Jawaban Singkat
Asumsikan bahwa bahasa Inggris akan terbatas dalam sebagian besar situasi sehari-hari di Tiongkok.
Bahkan di kota besar, banyak orang yang Anda temui mungkin hanya bisa sedikit bahasa Inggris atau sama sekali tidak bisa.
Itu normal.

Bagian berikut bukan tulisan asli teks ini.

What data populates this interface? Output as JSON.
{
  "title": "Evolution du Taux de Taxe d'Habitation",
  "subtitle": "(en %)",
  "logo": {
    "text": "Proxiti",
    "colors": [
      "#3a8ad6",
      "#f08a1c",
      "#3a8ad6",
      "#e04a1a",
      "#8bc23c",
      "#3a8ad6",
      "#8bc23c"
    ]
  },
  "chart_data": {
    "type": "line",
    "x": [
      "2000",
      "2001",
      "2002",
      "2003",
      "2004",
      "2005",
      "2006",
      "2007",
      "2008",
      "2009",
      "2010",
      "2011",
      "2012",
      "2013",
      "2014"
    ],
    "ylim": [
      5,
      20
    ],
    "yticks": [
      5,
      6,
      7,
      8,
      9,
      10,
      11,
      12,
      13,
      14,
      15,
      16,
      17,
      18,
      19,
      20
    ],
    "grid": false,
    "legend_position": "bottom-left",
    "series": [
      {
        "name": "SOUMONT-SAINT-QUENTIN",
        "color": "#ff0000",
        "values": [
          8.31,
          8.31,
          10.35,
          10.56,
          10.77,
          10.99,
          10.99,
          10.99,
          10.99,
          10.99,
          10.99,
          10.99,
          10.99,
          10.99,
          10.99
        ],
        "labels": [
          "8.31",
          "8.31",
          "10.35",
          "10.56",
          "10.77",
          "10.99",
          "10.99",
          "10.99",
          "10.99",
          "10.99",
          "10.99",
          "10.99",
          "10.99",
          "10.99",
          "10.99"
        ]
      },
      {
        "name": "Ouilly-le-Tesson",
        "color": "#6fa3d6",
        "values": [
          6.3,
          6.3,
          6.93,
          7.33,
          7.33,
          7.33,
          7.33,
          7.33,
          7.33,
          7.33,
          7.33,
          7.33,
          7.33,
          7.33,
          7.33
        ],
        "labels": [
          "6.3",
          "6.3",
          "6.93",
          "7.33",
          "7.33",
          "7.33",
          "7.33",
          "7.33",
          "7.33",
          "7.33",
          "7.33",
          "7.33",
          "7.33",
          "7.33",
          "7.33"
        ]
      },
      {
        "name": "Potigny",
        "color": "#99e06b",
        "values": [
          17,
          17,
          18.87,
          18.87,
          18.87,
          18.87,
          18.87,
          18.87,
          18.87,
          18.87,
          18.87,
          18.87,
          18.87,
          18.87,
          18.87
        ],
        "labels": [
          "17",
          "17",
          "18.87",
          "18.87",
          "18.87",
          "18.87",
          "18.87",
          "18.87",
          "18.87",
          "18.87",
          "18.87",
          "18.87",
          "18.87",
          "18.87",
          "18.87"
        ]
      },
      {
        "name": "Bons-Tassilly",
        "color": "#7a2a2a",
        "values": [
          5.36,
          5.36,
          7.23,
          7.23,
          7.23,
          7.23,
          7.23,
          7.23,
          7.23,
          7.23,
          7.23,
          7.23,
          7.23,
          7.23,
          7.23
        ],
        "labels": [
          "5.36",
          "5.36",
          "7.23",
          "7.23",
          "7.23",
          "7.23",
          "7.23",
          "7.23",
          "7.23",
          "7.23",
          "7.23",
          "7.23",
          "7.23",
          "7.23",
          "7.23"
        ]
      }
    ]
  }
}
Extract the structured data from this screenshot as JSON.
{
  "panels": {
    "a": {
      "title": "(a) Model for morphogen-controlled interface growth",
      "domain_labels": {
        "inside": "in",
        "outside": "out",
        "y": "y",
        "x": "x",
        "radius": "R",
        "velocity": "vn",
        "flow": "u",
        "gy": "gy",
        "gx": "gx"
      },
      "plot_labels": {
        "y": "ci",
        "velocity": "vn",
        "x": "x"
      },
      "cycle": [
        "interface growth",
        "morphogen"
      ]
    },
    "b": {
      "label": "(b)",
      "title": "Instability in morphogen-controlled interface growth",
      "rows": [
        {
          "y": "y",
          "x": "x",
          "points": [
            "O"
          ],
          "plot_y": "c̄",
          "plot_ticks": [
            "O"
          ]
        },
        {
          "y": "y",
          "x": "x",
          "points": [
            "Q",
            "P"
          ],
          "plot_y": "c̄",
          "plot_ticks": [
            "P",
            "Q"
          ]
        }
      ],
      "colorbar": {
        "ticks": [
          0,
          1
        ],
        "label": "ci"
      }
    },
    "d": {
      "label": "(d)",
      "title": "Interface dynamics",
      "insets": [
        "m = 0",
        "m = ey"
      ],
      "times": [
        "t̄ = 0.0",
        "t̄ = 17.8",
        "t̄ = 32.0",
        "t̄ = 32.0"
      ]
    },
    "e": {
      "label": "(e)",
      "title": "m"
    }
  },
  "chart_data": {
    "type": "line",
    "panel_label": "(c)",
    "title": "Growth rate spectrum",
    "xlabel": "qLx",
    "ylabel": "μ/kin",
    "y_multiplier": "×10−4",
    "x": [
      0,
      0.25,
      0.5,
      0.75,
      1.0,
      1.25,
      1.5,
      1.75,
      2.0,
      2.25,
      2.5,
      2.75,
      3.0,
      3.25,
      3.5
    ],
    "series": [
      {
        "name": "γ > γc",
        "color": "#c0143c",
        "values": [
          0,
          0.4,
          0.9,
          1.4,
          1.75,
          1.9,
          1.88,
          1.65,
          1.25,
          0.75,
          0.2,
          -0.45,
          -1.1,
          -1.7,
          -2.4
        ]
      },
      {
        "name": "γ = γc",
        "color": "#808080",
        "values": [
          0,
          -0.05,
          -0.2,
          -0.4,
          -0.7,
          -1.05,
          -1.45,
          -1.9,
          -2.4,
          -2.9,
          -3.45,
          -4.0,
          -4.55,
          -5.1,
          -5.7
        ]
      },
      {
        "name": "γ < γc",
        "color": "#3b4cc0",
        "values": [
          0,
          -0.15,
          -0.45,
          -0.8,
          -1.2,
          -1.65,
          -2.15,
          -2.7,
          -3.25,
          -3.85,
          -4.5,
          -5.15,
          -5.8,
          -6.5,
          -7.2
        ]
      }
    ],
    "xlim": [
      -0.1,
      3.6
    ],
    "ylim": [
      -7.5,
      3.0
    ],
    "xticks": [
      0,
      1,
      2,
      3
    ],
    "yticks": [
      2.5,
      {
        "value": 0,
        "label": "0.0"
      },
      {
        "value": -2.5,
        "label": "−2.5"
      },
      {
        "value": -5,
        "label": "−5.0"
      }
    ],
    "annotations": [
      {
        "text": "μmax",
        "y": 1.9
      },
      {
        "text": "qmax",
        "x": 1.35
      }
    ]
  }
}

Itu bukan berarti mereka tidak ramah.
Kenyataan Dasarnya
Di Tiongkok:
- kehidupan sehari-hari berjalan dalam bahasa Mandarin
- sebagian besar layanan dirancang pertama untuk penutur bahasa Mandarin
- dukungan bahasa Inggris ada di beberapa tempat, tapi bukan default
Jadi pertanyaan yang lebih tepat bukan “apakah orang akan bicara Inggris?”
Melainkan: bagaimana saya tetap lancar bergerak saat mereka tidak bisa?
Tempat yang Lebih Mungkin Memiliki Sedikit Bahasa Inggris
- kota besar seperti Beijing, Shanghai, Guangzhou, Shenzhen
- bandara
- hotel besar
- beberapa objek wisata utama
- sebagian bisnis yang memang sering melayani orang asing
Meski begitu, bahasa Inggris di sana pun sering bersifat dasar, bukan percakapan panjang.
Tempat yang Biasanya Hampir Tidak Memiliki Bahasa Inggris
- restoran lokal kecil
- taksi
- toko lingkungan
- layanan lingkungan tempat tinggal
- pasar
- kota kecil
Ini normal, bukan pengecualian.
Yang Benar-Benar Membantu
Sebagian besar wisatawan tetap lancar dengan:
- aplikasi terjemahan
- alamat Mandarin yang disimpan
- screenshot penting
- penunjukan dan konfirmasi singkat
- QR code dan alur berbasis aplikasi
Sering kali, menunjukkan teks yang benar jauh lebih berguna daripada mencoba berbicara panjang.
Checklist
- Saya tidak berharap bahasa Inggris percakapan ada di mana-mana.
- Nama dan alamat hotel dalam Mandarin sudah disimpan.
- Aplikasi terjemahan siap dipakai.
- Saya siap menunjukkan layar alih-alih bicara panjang.
- Saya tidak akan mengartikan jawaban singkat sebagai sikap tidak ramah.